En revanche, monsieur Mercier, si vous retiriez cet amendement n° 103 rectifié et que vous présentiez un sous-amendement à l'amendement n° 128 rectifié pour bien viser les compétences d'action sociale confiées aux départements, le Gouvernement serait favorable à cette nouvelle rédaction.

J'en viens à l'amendement n° 5. Le projet de loi pose le principe selon lequel les actions de prévention conduites par les collectivités doivent être compatibles avec le plan de prévention de la délinquance adopté par le préfet. Je comprends que cette disposition puisse susciter quelques interrogations, en particulier au sein de la Haute Assemblée qui est attachée aux libertés locales et à la libre administration des collectivités locales. Cela mérite donc quelques explications.

La prévention de la délinquance est à la fois une politique locale et une politique nationale. Pour être efficace, elle doit être menée de manière cohérente et coordonnée.
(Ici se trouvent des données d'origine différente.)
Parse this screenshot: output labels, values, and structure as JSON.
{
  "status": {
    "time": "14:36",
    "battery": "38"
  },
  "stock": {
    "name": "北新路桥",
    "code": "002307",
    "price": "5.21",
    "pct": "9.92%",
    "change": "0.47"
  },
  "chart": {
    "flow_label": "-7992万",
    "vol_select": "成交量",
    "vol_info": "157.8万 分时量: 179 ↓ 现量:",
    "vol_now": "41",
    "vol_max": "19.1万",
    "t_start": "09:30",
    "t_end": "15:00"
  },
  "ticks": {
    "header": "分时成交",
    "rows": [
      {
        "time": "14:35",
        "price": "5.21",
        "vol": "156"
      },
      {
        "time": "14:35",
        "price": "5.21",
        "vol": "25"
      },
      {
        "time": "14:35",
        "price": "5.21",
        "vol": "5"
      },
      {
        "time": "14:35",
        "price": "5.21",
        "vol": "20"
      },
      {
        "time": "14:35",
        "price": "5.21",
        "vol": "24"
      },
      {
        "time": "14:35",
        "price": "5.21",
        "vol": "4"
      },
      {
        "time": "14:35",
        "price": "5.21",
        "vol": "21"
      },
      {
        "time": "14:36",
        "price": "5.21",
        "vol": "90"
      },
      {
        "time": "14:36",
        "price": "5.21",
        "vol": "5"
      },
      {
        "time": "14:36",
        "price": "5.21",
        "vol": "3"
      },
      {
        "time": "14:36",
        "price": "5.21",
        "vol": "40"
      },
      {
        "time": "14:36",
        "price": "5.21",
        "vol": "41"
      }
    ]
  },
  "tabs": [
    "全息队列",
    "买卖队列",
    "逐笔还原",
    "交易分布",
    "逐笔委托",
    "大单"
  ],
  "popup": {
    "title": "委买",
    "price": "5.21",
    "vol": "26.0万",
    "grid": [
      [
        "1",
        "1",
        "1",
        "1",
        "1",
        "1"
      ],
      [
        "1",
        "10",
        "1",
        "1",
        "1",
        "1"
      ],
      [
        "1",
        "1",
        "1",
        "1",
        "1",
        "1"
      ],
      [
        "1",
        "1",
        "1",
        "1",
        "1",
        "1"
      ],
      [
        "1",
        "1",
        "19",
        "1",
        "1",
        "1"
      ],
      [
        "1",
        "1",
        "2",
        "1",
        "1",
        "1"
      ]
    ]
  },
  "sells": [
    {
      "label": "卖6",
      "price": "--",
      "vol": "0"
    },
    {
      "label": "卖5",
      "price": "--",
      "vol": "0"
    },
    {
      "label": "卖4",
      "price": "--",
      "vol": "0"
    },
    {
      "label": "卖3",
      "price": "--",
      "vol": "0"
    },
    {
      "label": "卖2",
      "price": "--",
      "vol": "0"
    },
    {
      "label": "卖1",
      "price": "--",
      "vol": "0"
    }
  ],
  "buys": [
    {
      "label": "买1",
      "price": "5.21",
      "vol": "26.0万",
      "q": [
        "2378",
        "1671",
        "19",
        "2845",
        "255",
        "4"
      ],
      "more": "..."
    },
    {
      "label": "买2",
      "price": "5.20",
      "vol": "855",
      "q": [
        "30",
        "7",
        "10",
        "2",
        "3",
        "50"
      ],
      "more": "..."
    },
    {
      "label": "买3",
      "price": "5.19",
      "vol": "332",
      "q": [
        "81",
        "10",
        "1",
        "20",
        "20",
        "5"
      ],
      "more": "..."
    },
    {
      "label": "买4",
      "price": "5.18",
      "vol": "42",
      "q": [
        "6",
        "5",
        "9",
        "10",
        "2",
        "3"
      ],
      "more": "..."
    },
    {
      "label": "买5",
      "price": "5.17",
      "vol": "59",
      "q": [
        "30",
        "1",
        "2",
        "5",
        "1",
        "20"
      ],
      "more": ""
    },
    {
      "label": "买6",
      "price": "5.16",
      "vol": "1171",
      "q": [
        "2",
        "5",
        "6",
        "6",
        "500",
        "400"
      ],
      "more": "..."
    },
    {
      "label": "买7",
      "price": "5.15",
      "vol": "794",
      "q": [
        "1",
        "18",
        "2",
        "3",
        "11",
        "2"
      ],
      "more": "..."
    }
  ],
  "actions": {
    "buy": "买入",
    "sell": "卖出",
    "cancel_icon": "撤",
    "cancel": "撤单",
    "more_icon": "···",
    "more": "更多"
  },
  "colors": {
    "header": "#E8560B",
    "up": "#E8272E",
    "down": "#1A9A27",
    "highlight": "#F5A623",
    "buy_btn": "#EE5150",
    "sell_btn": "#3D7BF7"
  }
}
J'ajoute que le fait de donner un cadre aux politiques locales de prévention de la délinquance par le biais du plan départemental constitue un élément important pour dissiper certaines inquiétudes tant des maires que de certains de nos concitoyens.

Pour autant, je comprends les interrogations que peut susciter la notion de compatibilité et, même si nous n'en avons pas parlé, mais cela va de soi, celle de conformité.

Pour lever toutes les ambiguïtés, je suis donc favorable à cet amendement.

L'amendement n° 6 vise à clarifier la répartition des compétences entre le maire de Paris et le préfet de police. À la différence de ceux que nous venons d'examiner, il s'agit d'un amendement de cohérence avec les dispositions déjà prévues par le projet de loi. En effet, dès lors que le maire et le préfet de police animent ensemble la politique de prévention de la délinquance, il n'y a plus lieu de prévoir que le préfet de police associe le maire à la prévention de la délinquance. Cette disposition reste en revanche tout à fait pertinente s'agissant de la lutte contre l'insécurité.

M. Goujon propose que le plan de prévention de la délinquance de Paris soit arrêté conjointement par le préfet de police et le préfet de Paris, compte tenu de leurs compétences respectives. Je n'y suis pas hostile.

Le Gouvernement est donc favorable à l'amendement n° 6 et au sous-amendement n° 319.

Avec l'amendement n° 318 rectifié, monsieur Peyronnet, vous souhaitez apporter une contribution à la clarification des rôles respectifs des différents niveaux de collectivités locales. M. le rapporteur vous a fait part des interrogations que suscite votre amendement. Le Gouvernement partage ces interrogations dans une large mesure.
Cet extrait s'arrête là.